# Maths - Dual Quaternion Example

Amy de Buitléir has kindly sent me this nice step-by-step example.

It illustrates how it is easier to just work with dual quaternions and forget about vectors..

Ex: We have a prop inside a container, which is inside a scene.
The prop is at (0, 0, 100), specified in the container's co-ordinate system.
The container is at (0, 0, 0), specified in the scene's co-ordinate system.
The container is also rotated +30° around the y-axis.

Note: I have shown the coordinates differently from usual (z down, y toward viewer).

Q: What is the location of the prop, specified in the scene's co-ordinate
system?

First, we need to build a dual quaternion to represent the state (location and rotation) of the prop wrt (with respect to) the container. We'll call this dual quaternion Q(prop,container).

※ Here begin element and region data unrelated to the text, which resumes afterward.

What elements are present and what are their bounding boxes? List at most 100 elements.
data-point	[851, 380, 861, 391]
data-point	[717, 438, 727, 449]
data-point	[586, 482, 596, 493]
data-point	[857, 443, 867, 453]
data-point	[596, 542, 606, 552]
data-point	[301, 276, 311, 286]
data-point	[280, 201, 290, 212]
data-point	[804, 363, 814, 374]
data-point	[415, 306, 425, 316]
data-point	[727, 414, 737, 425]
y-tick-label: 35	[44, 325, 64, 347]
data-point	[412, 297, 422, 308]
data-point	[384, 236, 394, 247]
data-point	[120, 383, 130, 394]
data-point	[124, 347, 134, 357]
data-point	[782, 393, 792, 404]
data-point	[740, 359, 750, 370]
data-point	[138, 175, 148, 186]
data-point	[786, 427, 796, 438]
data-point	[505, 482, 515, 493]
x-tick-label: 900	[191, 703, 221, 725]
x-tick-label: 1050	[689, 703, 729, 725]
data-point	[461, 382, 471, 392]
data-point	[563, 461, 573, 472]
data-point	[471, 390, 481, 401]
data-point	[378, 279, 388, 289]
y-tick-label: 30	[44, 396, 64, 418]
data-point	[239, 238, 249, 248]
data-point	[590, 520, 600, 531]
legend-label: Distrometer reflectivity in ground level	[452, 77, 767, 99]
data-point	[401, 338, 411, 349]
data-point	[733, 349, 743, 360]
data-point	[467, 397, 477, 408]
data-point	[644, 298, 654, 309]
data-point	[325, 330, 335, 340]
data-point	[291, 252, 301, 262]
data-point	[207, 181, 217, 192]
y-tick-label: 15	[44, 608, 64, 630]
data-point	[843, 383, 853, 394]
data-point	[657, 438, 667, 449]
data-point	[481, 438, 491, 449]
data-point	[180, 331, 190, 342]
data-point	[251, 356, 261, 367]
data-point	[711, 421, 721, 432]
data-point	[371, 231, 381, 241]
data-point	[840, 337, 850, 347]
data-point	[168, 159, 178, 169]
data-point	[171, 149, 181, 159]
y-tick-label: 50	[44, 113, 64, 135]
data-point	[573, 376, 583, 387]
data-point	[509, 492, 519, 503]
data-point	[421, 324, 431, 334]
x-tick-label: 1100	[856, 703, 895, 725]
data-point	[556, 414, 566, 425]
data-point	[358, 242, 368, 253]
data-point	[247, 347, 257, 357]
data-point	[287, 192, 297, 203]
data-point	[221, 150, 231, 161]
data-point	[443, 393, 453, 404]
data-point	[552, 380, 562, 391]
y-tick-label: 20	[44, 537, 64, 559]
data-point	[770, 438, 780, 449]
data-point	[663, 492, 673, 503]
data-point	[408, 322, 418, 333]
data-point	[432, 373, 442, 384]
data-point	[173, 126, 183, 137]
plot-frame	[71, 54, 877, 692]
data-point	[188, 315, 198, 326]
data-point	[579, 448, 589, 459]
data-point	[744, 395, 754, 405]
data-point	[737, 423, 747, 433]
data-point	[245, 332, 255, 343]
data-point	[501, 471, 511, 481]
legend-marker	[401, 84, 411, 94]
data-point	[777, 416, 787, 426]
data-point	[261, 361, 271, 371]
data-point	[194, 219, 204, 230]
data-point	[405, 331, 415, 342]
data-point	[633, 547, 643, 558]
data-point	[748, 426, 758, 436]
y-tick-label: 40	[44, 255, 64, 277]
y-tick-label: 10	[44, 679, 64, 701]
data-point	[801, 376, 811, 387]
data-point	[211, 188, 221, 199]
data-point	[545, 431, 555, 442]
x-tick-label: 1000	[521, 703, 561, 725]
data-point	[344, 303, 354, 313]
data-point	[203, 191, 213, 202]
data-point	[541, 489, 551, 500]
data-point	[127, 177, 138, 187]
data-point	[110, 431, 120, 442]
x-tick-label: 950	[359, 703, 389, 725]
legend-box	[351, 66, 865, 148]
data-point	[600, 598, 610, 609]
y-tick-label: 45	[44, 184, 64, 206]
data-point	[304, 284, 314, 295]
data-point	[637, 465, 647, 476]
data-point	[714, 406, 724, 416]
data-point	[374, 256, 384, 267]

The position of the prop with respect to the container can be represented by
the quaternion:

t(prop,container) = (0, 0, 0, 100)

The real part of the dual quaternion Q(prop,container) is 1 because prop isn't rotated. The dual part is:

dual part = (1/2)(real)t = (1/2)(1)(0, 0, 0, 100) = (0, 0, 0, 50)

Q(prop,container) = 1 + ε(0, 0, 0, 50)

Next, we need to build a dual quaternion to represent the state of the container wrt the scene.

t(container,home) = 0 because the container is not translated.

The container is rotated 30 around the y-axis, so
sx2 = sz2 = 0    sy2 = sin(30/2) = 0.2588
cx2 = cz2 = 1    cy2 = cos(30/2) = 0.9659
real part = (0.9659, 0, 0.2588, 0)

dual part = (1/2)(real)t = 0

Q(container,home) = (0.9659, 0, 0.2588, 0) + ε0 = (0.9659, 0, 0.2588, 0)

Now we're ready to calculate the state of the prop wrt the scene:

Q(prop,home) = Q(prop,container) * Q(container,home)
= [1 + ε(0, 0, 0, 50)] (0.9659, 0, 0.2588, 0)
= (0.9659, 0, 0.2588, 0) + ε(0, 0, 0, 50)(0.9659, 0, 0.2588, 0)
= (0.9659, 0, 0.2588, 0) + ε(0, -12.94, 0, 48.295)

We can easily extract the translation from this dual quaternion.

t(prop,home) = 2*real†*dual
= 2(0.9659, 0, 0.2588, 0)†(0, -12.94, 0, 48.295)
= 2(0.9659, 0, -0.2588, 0)(0, -12.94, 0, 48.295)
= 2(0, -25.0, 0, 43.3)
= (0, -50, 0, 86.6)

We can double-check this using an inverse transformation. We'll use the last
quaternion to calculate the state of the prop wrt the container, and verify
that it agrees with the original quaternion.

Q(prop,container) = Q(prop,home) * Q(home,container)
= Q(prop,home) * Q(container,home)†
= [(0.9659, 0, 0.2588, 0) + ε(0, -12.94, 0, 48.295)] (0.9659, 0, 0.2588, 0)†
= [(0.9659, 0, 0.2588, 0) + ε(0, -12.94, 0, 48.295)] (0.9659, 0, -0.2588, 0)
= 1 + ε(0, -12.94, 0, 48.295)(0.9659, 0, -0.2588, 0)
= 1 + ε(0, 0, 0, 50)

Which agrees with the original calculation.